Drugs given as injection or implantation under the skin are the leuteinizing hormone-releasing hormone (LHRH) agonists which essentially block the production of testerone.(37) Goserelin (Zoladex) 3.6mg is administered by subcutaneous injection into anterior abdominal wall every 28 days while Leuprorelin 3.75mg (Prostap® SR) is administered subcutaneously or intramuscularly monthly.36 Bayaomi AM and colleagues estimated the lifelong cost for a patient associated with LHRH treatment is $27 000 (approximately £16 000).(38) In addition to the expensive cost, side effects induced by the LHRH agonists include sexual dysfunction, hot flushes and sweating, muscle weakness and fatigue. Injection site reactions might occurred as well.36
Oral hormonal therapy is called anti-androgens which include bicalutamide and flutamide that act by blocking the interaction of testosterone with the prostate gland. Bicalutamide (Casomide) is given 150mg once daily whereas Flutamide is given 250mg three times daily, both of the drugs are indicated to treat locally advanced prostate cancer. Anti-androgens may lead to complications such as tiredness, osteoporosis, erectile dysfunction, decreased sexual libido and weight gain. If anti-androgens are given for this patient, liver function has to be monitored and herbal remedies or drinking excessive amount of alcohol should be avoided. 36
Hormone can be given as monotherapy but it can be given neo-adjuvantly (i.e. given before treatment) or as a adjuvant hormone therapy (i.e. given following surgery) as well.(26) The usage of hormone therapy with prostatectomy has shown limited benefits. A systematic review of 14 trials conducted by Shelley MD et al stated that there was no significant difference shown in overall survival when comparing patients receiving neo-adjuvant hormone therapy plus prostatectomy versus prostatectomy alone. (39)

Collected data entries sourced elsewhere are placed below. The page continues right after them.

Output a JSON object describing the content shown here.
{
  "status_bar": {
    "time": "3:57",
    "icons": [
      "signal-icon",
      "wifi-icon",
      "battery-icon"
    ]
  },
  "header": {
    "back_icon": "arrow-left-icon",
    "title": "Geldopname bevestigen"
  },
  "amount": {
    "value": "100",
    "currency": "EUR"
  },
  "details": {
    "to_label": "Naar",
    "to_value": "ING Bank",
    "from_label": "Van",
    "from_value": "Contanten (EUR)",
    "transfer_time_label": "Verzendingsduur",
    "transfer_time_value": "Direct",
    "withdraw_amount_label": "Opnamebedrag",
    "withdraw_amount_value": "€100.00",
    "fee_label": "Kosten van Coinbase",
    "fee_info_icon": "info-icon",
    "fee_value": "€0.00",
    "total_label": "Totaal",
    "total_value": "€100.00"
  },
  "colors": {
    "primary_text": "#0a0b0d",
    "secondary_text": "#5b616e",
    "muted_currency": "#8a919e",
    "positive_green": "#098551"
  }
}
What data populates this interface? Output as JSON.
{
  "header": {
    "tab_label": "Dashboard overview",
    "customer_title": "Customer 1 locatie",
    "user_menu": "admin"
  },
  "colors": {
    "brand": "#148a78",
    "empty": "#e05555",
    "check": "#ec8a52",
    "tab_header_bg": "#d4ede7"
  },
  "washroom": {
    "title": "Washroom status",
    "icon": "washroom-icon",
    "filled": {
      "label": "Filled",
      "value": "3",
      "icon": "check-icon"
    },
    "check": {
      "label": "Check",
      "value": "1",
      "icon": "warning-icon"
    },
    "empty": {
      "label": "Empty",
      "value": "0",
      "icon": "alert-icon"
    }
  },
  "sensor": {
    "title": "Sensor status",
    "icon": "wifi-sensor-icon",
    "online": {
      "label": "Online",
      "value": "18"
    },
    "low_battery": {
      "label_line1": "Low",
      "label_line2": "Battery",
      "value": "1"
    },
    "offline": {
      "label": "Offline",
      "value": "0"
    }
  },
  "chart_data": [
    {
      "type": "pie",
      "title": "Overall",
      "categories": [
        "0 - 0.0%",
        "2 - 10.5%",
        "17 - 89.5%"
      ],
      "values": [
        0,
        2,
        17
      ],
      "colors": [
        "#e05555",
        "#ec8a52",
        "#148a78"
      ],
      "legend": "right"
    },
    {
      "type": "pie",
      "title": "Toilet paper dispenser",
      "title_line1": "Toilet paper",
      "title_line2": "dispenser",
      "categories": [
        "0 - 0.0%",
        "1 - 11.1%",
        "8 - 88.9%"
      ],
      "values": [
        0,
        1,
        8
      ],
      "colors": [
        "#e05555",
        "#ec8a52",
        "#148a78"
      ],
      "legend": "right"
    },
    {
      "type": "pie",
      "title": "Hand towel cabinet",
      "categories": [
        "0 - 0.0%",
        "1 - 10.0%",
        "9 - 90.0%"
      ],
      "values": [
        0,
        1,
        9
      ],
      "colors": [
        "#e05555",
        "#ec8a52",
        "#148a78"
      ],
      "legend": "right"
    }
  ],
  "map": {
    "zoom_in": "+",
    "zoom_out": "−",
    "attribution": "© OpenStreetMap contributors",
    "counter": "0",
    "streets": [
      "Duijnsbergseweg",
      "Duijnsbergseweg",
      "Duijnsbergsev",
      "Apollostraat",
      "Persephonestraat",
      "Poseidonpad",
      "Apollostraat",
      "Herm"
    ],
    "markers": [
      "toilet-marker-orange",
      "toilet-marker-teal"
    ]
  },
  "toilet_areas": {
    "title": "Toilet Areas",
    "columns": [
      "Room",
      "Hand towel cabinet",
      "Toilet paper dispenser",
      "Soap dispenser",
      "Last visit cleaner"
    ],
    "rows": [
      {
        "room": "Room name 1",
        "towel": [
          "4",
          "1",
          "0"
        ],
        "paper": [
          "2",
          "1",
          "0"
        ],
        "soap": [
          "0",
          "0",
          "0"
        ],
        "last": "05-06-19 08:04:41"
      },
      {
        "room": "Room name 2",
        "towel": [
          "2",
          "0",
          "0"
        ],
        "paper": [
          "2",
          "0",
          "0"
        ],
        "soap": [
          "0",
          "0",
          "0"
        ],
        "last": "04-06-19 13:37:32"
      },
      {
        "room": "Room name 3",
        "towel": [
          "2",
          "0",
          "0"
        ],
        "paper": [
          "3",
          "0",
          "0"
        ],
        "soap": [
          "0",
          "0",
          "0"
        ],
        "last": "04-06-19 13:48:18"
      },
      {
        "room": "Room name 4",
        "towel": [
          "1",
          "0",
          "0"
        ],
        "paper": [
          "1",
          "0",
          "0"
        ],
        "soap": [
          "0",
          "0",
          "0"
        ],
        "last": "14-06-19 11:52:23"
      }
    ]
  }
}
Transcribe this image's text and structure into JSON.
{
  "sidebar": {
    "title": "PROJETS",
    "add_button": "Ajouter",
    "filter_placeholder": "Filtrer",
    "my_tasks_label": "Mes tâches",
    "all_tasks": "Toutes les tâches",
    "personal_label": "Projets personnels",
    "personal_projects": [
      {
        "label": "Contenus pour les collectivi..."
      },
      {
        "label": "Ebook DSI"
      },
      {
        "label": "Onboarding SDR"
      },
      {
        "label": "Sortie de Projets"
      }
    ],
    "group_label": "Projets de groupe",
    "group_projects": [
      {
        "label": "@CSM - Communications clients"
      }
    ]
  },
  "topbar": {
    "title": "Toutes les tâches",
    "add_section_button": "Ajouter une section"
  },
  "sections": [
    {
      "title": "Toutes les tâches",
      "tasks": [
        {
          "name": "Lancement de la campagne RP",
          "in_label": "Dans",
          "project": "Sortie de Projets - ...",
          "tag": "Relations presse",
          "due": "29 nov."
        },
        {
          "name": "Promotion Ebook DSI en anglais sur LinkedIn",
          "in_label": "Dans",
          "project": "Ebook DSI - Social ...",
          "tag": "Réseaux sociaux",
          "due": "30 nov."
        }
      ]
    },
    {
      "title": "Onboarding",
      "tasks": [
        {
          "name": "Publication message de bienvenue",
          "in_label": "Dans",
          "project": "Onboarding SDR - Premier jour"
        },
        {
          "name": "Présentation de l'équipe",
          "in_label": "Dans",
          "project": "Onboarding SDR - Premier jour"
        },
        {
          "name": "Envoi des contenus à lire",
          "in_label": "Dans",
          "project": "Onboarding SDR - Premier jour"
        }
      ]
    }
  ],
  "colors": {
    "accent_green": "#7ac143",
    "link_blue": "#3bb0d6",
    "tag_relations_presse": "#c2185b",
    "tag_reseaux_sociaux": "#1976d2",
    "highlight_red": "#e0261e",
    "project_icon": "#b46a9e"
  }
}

In contrast, hormones therapy shows improved outcomes when combined with radiotherapy. A randomized controlled trial by Bolla M. et al demonstrated that there was a significant improvement in the 5 years disease survival rate in combined treatment group (79%) compared to the radiotherapy alone group (62%).(40) Subsequently, Widmark et al observed a lower rate of 10-years disease-specific mortality in comparison between the group with combined therapy (11.9%) and hormone therapy alone (23.9%).41 Clinical trial demonstrated that intermittent short term androgen deprivation therapy may improve quality of life and potentially increase survival. It has been theorised that intermittent hormone therapy might have the same benefits as full androgen suppression treatment and cost less.(37) Side effects of hormone therapy include urinary, genitourinary and gastrointestinal problems. Recently, Keating NL and colleagues reported increase insulin resistance and cardiovascular diseases are associated with androgen deprivation treatment.(42)
In conclusion, optimal management of clinically localised, localised advanced or metastatic prostate cancer, especially in elderly men, presents a unique challenge. It is a vital component to make accurate prediction on its natural history and growth characteristics of cancer in order to get rid of any unnecessary treatment. The final decision about choosing the treatment of prostate cancer is ultimately based upon the individual patient basis, provided he has been told of the advantages and disadvantages of all treatment options by his physician.